My sister and her husband in their mid 60's have 2 houses paid for, big savings accounts, 2 cars and he is talking about slashing his monthly expenses of $2,300. What is he thinking?

This is a guy who has been saving all his life, working hard everyday but shouldn't he be enjoying the fruit of his labour by now? FYI, they have no kids.


----------



## ddkay (Nov 20, 2010)

Do what you want as long as you don't spend more than you earn and act your wage. Everyone should live below their means, but you don't have to live _extremely_ below your means if you can lever up your human capital.

Some people love carting themselves off to boring middle management jobs until they're 65 because they get big fat paychecks. When do they enjoy the fruits of their labour? If they actually had a job that they loved doing throughout their lives they might have lived more modestly, but at least they were liberated. Isn't that what counts?

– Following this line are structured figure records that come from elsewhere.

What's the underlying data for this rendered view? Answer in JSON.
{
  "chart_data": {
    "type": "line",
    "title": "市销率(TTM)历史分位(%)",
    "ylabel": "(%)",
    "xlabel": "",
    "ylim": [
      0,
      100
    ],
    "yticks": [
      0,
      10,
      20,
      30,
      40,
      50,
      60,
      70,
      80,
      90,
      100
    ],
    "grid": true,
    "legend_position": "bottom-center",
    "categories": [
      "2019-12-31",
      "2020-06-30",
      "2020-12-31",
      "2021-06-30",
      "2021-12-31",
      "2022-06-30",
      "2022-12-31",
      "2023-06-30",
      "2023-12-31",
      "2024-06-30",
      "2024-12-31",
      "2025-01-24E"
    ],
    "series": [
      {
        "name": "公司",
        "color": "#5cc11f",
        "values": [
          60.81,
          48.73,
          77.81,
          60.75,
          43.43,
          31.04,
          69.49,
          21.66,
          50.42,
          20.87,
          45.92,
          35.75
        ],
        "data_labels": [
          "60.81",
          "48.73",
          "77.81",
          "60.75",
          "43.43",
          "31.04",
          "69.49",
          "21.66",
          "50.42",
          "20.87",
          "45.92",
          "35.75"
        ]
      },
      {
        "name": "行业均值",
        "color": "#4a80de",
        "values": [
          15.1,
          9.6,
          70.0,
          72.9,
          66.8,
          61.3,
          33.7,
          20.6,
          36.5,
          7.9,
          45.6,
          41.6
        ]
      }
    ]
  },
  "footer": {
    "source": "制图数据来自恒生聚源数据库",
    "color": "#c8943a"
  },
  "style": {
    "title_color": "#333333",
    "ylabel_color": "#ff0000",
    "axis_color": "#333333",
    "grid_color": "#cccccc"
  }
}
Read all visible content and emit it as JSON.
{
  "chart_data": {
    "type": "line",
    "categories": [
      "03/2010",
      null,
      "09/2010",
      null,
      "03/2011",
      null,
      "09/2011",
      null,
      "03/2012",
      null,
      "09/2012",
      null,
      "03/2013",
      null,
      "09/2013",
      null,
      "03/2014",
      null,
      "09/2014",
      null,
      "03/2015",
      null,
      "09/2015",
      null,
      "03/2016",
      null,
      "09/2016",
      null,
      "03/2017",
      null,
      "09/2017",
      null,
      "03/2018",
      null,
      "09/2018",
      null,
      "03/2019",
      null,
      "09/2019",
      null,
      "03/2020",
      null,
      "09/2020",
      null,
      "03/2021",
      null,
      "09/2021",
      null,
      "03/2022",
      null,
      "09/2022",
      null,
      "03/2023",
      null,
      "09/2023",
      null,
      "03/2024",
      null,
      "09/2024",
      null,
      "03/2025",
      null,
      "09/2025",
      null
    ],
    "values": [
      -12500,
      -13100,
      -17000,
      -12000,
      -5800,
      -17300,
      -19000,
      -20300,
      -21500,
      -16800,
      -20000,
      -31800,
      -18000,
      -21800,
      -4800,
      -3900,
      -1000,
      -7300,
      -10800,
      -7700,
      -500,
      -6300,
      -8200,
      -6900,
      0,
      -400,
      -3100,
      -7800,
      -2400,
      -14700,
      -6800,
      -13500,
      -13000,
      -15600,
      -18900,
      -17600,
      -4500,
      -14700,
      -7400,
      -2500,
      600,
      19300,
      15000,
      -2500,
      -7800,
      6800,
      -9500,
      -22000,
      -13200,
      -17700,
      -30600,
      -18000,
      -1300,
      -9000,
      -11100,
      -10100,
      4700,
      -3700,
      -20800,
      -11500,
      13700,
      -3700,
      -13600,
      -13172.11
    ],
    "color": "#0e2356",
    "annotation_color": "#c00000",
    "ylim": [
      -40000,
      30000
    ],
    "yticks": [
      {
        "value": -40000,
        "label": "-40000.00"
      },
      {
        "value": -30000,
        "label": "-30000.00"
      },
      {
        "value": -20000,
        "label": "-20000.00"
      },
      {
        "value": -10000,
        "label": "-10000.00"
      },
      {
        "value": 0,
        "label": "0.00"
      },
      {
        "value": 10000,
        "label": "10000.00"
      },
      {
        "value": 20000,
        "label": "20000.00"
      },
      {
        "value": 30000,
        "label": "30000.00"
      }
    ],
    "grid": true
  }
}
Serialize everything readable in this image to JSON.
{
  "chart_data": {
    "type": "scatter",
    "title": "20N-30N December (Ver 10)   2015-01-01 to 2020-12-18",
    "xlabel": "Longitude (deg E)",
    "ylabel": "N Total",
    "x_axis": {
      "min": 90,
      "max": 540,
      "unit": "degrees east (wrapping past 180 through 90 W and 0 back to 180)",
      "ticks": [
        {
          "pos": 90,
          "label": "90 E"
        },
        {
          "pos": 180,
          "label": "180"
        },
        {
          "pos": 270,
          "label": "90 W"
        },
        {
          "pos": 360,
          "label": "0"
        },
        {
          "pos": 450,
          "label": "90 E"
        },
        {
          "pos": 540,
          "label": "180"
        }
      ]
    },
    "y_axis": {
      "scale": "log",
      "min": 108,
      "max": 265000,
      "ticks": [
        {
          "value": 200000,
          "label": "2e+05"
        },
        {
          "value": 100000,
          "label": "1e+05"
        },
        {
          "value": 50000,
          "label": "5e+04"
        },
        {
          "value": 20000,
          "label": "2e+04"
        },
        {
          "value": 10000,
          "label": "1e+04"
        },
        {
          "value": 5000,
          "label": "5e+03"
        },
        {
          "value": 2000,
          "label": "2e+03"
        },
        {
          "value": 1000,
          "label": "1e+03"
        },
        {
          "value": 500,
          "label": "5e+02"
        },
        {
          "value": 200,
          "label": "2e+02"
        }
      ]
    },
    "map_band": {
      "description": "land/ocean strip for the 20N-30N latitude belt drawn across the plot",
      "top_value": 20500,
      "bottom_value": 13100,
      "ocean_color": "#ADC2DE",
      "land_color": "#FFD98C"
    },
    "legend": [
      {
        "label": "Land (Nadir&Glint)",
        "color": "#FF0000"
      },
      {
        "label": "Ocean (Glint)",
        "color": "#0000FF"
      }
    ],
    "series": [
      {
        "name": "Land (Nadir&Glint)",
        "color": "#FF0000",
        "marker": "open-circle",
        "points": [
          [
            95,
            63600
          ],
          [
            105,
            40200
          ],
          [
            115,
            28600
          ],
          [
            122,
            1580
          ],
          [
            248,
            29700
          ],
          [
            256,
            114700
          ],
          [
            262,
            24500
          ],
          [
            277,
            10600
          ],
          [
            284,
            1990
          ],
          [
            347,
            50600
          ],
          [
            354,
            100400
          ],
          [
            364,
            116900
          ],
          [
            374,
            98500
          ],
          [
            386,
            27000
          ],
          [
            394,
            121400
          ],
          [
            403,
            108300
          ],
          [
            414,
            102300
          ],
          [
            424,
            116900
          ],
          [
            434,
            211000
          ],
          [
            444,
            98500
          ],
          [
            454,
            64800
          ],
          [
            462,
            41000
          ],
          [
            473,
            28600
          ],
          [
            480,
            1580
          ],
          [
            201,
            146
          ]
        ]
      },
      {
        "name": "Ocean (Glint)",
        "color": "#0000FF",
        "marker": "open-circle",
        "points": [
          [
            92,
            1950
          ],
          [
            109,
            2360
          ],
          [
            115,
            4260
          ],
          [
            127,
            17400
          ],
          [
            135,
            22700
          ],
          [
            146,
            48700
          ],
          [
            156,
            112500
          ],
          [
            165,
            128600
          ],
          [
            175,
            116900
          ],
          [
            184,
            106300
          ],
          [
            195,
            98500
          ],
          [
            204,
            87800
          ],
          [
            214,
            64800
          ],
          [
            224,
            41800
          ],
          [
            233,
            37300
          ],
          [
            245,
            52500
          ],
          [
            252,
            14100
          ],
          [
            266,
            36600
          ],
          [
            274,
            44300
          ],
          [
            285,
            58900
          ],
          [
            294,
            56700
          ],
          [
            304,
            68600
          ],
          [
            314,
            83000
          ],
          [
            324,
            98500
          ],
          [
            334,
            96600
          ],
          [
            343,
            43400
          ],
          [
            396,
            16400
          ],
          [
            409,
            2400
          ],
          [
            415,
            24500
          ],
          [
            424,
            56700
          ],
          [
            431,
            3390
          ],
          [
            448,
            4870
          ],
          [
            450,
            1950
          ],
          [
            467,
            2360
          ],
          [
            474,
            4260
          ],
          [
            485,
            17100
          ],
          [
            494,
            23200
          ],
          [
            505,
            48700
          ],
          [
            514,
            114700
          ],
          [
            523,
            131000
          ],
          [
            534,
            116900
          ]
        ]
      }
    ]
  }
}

What about lottery winners? 55 million shares of LNKD will be unlocked on 02/27, book your SF area restaurants reservations accordingly. Do they deserve it? All of them? That much?


----------



## Toronto.gal (Jan 8, 2010)

http://www.canadianmoneyforum.com/showthread.php?t=10414


----------



## ddkay (Nov 20, 2010)

Didn't know this was a dupe. Probably bots harvesting content for financial blogs or something. Nvm.


----------



## carverman (Nov 8, 2010)

Toronto.gal said:


> http://www.canadianmoneyforum.com/showthread.php?t=10414


..looks like "piano-mom" has evolved to "kachkan"...trollin' fer attenshun"

I would say..they should blow all their money immediately or send it to"
"www.carver-can-use-yer-money-if-you-don't-have-any-use-for-it.com"


----------



## piano mom (Jan 18, 2012)

carverman said:


> ..looks like "piano-mom" has evolved to "kachkan"...trollin' fer attenshun"


I don't know who kachkan is and I don't know why she is copying my post


----------



## carverman (Nov 8, 2010)

piano mom said:


> I don't know who kachkan is and I don't know why she is copying my post


How do you know the poster is a she?:


----------



## marina628 (Dec 14, 2010)

You are watching too much CSI Carverman lol


----------



## carverman (Nov 8, 2010)

marina628 said:


> You are watching too much CSI Carverman lol


Howya doing "Diamond Girl"?


----------



## carverman (Nov 8, 2010)

ddkay said:


> Didn't know this was a dupe. *Probably bots harvesting content for financial blogs or something*. Nvm.


Fem-Bots?


----------